No fue un pronunciamiento diplomático ni una queja más. Fue un llamado de atención enérgico. Con la ciudad rodeada de bolsas negras, contenedores desbordados y rutas incumplidas, el alcalde Carlos Pinedo Cuello decidió decir lo que miles de samarios vienen reclamando desde hace meses: el servicio de aseo no está funcionando y la paciencia se agotó.
“Mejoran o se van. Santa Marta no puede seguir perjudicándose”, dijo el mandatario, dejando claro que el contrato que hoy mantiene a Atesa como operador del servicio no es un cheque en blanco. Aunque la concesión está vigente hasta 2027, Pinedo advirtió que su administración ya evalúa seriamente si se renueva o se reemplaza, dependiendo de lo que ocurra de aquí en adelante.
Santa Marta ahogada en basuras
El problema es visible y cotidiano. En numerosos barrios, la basura dejó de ser una excepción para convertirse en paisaje. Bolsas acumuladas por días en las esquinas, malos olores, presencia de animales y riesgos sanitarios hacen parte de las denuncias constantes de la comunidad. Los camiones no pasan cuando deben y los recorridos no se cumplen como están establecidos.

Uno de los puntos más críticos es la contenerización. Lo que debía ser una solución terminó agravando el problema. Contenedores llenos, dañados o mal ubicados se convirtieron en focos de acumulación, generando más desorden y malestar ciudadano. Para la administración distrital, esto evidencia falta de planeación e inversión por parte del operador.
Un problema que viene de atrás
Pinedo fue claro en un punto: el caos no lo creó su gobierno.
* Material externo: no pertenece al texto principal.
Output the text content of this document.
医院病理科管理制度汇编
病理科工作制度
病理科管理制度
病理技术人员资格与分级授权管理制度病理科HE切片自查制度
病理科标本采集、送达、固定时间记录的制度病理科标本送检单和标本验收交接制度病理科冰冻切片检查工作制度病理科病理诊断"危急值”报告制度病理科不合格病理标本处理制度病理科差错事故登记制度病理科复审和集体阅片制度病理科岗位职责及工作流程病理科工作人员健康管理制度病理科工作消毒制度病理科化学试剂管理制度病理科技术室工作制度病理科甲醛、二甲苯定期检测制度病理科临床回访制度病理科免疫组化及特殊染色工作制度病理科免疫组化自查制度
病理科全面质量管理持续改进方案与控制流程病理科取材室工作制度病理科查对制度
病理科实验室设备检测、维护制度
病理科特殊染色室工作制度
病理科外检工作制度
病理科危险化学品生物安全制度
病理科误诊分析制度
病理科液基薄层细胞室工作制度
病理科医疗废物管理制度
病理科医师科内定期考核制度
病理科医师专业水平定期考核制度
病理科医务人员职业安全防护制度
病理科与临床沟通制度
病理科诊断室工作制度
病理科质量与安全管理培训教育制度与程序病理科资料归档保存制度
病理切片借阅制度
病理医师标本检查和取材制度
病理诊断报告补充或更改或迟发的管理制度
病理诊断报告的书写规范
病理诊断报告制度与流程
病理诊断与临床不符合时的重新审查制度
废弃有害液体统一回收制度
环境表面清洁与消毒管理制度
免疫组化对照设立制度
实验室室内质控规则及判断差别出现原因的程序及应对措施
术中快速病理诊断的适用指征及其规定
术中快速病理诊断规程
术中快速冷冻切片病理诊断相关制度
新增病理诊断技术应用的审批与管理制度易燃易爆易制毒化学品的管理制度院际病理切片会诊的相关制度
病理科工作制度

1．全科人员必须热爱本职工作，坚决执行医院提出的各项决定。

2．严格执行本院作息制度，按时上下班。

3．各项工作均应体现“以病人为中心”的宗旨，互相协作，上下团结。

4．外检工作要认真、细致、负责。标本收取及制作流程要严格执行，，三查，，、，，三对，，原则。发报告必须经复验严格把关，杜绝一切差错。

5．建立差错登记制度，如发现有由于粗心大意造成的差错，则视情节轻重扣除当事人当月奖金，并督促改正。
El contrato ya estaba concesionado cuando asumió la Alcaldía. Sin embargo, dejó claro que heredar el problema no significa tolerarlo. “Recibimos el contrato, pero no vamos a aceptar un servicio ineficiente”, señaló, marcando distancia entre la responsabilidad contractual y la exigencia política y administrativa.

El mensaje fue directo: Atesa debe responder en el tiempo que le queda de contrato con mejoras reales y medibles. No anuncios, no promesas, no excusas. Resultados. Santa Marta, insistió el alcalde, es una ciudad turística y no puede seguir proyectando abandono en sus calles.
Mientras tanto, el Distrito analiza escenarios y alternativas para garantizar que el servicio de aseo esté a la altura de la ciudad y de sus habitantes. La advertencia ya está sobre la mesa. Ahora, la ciudadanía espera que el ultimátum no se quede en palabras y que, si las fallas persisten, haya consecuencias. Porque la basura sigue ahí. Y el tiempo corre.